Jumat, 18 November 2016

Manajemen Budaya dalam Pertukaran Tenaga Kerja (Movement of National Person) di Era MEA



Pendahuluan
Di Indonesia sendiri, MEA dapat memberikan manfaat sekaligus risiko tersendiri. Bagaimanapun, MEA merupakan langkah awal untuk membangun struktur ekonomi baru di negara-negara Asia Tenggara, begitupun di Indonesia.  Dengan adanya konsep pasar bebas ini, masyarakat Indonesia akan dituntut untuk berkompetisi dengan lebih baik, terutama di bidang perekonomian. Ekonomi sendiri telah diyakini menjadi tonggak kekuatan suatu negara.
Penguasaan dalam bidang ekonomi akan membuat negara kuat, sekalipun kekurangan dalam sumber daya. Contohnya adalah Jepang dan Amerika Serikat. Kedua negara ini bukan negara yang penuh dengan sumber daya alam yang mumpuni, tetapi dapat menguasai perekonomian global. Hal ini dikarenakan kedua negara memiliki kebijakan ekonomi yang kuat, sehingga menghasilkan masyarakat ekonomi yang juga kuat.
Oleh karena itu, dengan meningkatnya daya saing di bidang ekonomi tidak hanya dapat membantu peningkatan kuallitas barang dan jasa, tetapi pembentukan mental kompetisi di Indonesia, yang bisa terbilang rendah. Seperti halnya, sektor wirausaha yang masih terbilang sedikit. Walaupun bisnis berbasis wirausaha sudah berkembang cukup banyak di Indonesia, bisa terbilang kuantitasnya belum benar-benar menggerakkan roda perekonomian Indonesia secara signifikan.
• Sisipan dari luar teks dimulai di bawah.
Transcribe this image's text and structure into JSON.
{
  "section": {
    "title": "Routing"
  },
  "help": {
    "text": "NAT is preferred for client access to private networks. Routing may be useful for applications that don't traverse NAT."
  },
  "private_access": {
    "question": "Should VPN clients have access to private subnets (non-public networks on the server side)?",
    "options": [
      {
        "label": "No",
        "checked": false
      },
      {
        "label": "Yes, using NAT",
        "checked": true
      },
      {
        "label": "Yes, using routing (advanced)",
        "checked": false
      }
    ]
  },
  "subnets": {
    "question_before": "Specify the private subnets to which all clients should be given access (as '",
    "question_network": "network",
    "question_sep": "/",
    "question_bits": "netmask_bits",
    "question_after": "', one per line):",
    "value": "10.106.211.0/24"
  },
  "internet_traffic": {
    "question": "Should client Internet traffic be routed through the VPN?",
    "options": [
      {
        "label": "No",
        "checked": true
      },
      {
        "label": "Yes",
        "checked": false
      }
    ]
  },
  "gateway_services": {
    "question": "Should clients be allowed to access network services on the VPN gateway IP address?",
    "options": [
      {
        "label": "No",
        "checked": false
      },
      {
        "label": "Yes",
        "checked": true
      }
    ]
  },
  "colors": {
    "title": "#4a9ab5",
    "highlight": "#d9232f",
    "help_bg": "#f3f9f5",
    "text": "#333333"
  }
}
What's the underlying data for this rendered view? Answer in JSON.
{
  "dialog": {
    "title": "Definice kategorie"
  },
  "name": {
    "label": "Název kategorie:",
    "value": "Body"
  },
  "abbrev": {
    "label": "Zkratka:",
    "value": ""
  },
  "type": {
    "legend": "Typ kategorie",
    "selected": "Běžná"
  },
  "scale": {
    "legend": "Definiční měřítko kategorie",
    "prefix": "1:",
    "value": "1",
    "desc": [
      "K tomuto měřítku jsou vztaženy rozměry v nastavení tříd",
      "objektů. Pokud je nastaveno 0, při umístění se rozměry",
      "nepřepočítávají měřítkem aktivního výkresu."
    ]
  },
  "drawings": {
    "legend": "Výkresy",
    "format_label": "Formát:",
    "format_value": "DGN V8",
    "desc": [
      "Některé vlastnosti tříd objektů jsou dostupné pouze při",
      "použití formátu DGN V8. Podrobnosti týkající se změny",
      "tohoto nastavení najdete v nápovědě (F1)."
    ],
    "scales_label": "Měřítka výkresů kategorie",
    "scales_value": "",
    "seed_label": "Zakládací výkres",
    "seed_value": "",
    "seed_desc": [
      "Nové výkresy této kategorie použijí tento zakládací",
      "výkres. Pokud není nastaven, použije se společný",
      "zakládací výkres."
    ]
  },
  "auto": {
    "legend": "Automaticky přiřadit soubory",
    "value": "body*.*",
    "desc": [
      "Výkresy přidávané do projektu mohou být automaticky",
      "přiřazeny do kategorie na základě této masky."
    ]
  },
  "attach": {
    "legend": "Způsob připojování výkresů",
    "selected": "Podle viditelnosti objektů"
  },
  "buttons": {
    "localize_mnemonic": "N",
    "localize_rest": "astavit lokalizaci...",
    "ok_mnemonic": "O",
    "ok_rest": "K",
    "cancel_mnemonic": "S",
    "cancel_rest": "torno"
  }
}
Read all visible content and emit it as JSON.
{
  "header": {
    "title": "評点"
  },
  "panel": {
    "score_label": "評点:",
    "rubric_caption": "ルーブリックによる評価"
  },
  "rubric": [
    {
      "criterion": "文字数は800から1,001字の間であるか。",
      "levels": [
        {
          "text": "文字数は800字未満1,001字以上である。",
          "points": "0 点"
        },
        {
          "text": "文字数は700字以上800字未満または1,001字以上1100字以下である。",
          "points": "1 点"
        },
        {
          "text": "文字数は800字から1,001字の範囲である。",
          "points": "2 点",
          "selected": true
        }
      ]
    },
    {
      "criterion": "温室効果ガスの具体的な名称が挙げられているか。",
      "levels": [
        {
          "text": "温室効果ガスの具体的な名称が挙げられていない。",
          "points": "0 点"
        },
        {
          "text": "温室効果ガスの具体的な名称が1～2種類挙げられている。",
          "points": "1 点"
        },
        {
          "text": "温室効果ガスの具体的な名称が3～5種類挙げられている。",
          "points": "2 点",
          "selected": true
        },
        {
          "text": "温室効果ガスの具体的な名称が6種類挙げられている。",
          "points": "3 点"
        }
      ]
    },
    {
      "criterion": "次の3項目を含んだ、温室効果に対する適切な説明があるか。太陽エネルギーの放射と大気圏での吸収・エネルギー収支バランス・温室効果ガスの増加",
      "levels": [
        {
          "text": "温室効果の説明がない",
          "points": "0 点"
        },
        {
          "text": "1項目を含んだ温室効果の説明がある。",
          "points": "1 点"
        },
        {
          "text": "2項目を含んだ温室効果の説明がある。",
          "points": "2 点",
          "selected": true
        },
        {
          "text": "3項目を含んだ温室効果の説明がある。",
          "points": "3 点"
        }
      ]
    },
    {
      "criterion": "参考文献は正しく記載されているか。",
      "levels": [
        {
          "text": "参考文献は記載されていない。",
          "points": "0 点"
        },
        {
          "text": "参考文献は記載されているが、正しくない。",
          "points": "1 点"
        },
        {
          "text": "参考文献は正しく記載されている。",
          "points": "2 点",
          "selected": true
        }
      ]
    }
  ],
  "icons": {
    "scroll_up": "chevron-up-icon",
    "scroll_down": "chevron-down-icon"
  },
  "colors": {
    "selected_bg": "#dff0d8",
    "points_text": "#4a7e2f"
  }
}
Dalam segi investasi, MEA akan mendorong pertumbuhan Foreign Direct Investment (FDI) yang ikut mendorong peningkatan pertumbuhan ekonomi lewat berkembangnya industri dan lapangan kerja. Namun, di sisi lain, hal ini juga dapat menimbulkan risiko yang cukup besar, seperti eksploitasi sumber daya alam. Sedangkan, kebijakan pemerintah Indonesia masih belum dapat mengatasi masalah eksploitasi yang terjadi di daerah Papua.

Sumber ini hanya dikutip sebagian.